Back from vacation. Here's my pro tip for the day: if you want to do a beach vacation in non-Florida USAmerica, do it in September. The air is still warm, the water is still warm, and the beaches are 92% empty because the kids are back in school. The weather is better than June AND you have the beach to yourself. Perhaps all empty nesters are turning to me right now and saying "shhhh - that's our secret we don't want anyone to know", but that's my pro tip. September beach vacation owns.
OK, so as I wrote for much of the offseason, I'm not sure I'll ever be able to articulate how I view a long-term rebuild. Fanbases constantly want to hold someone's feet to the fire (either the coach or the AD), and a tear-down rebuild means there can't be any fires near any feet for quite some time, and I believe in tear-down rebuilds. Because of that stance, everything I write will sound like an excuse. Because it is.

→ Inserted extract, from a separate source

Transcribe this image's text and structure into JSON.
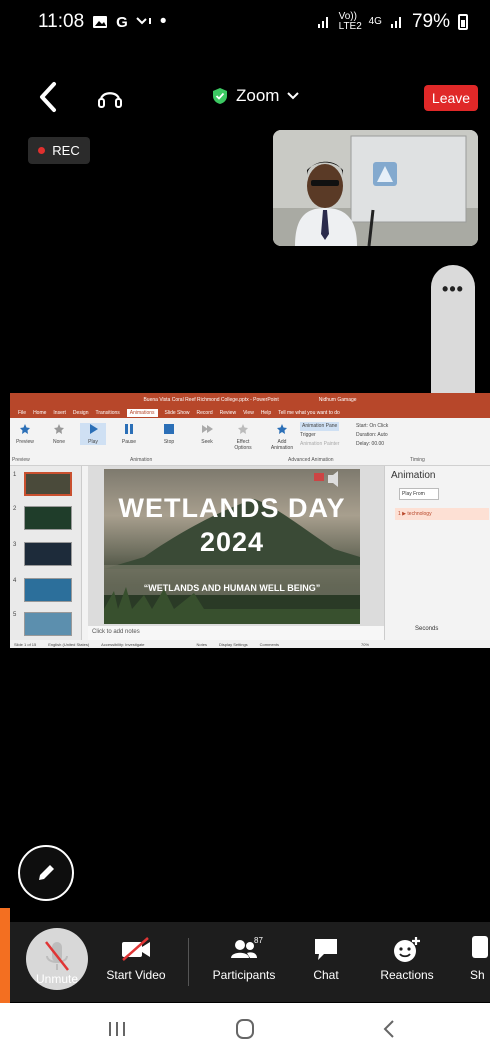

I believe that a tear-down rebuild means that you sacrifice current wins in hopes of gaining a future program. That seniors with 38 games starting experience in a few years will be the kickstart you need.
But I'm not sure people understand the other side of that. I'm not sure I've ever accurately articulated my focus on that program building. For example, I believe all of the below:
- Jeff Brohm going to a bowl last year and perhaps going 5-7 or 6-6 this year doesn't mean all that much yet. Some coaches can turn a program around right away (Jim Mora Jr at UCLA) and yet fall flat after five years because no foundation was set. I want a program built. A sustainable program. You can do that when winning right away and when losing right away.
- If Lovie has a Zook year in 2020 and goes to the Rose Bowl, it still doesn't mean anything. I'm not looking for a coach to find one good recruiting class, play them early, and win in four years. I want a program. I do not want what Ron Turner pulled off (one team) - I want a program.
- If Lovie rides turnover luck and a horrific Big Ten West to 6-6 and a bowl this season, it doesn't mean much. It will lead my 2019 preview to push past 35,000 words, but it won't mean that we have a program. If we have the #100 defense and the #80 offense yet luck into six wins, it doesn't mean we're on our way to a program. It will mean we got lucky for one year. I don't just want occasional lucky bowls. I want a program.
I also believe these things:
- If we lose to Rutgers this weekend, it doesn't mean much. There will be hotseat articles galore on Monday, but it's just one game in early October of Year Three. If this is a full five year rebuild (until we have the team the coach envisions), we're still not even to the halfway point. This is the "play the sophomores and freshmen" year. Next year is "play the juniors, sophomores, and freshmen".
- The same goes for winning this one and then beating Wisconsin in three weeks. There would be "extend Lovie or lose him" articles, but it's just a couple games in October of Year Three. It points up (a Rutgers loss points down), but one game is one game. Months and years "mean" something - individual games do not. (Well, except for October 12, 2019.)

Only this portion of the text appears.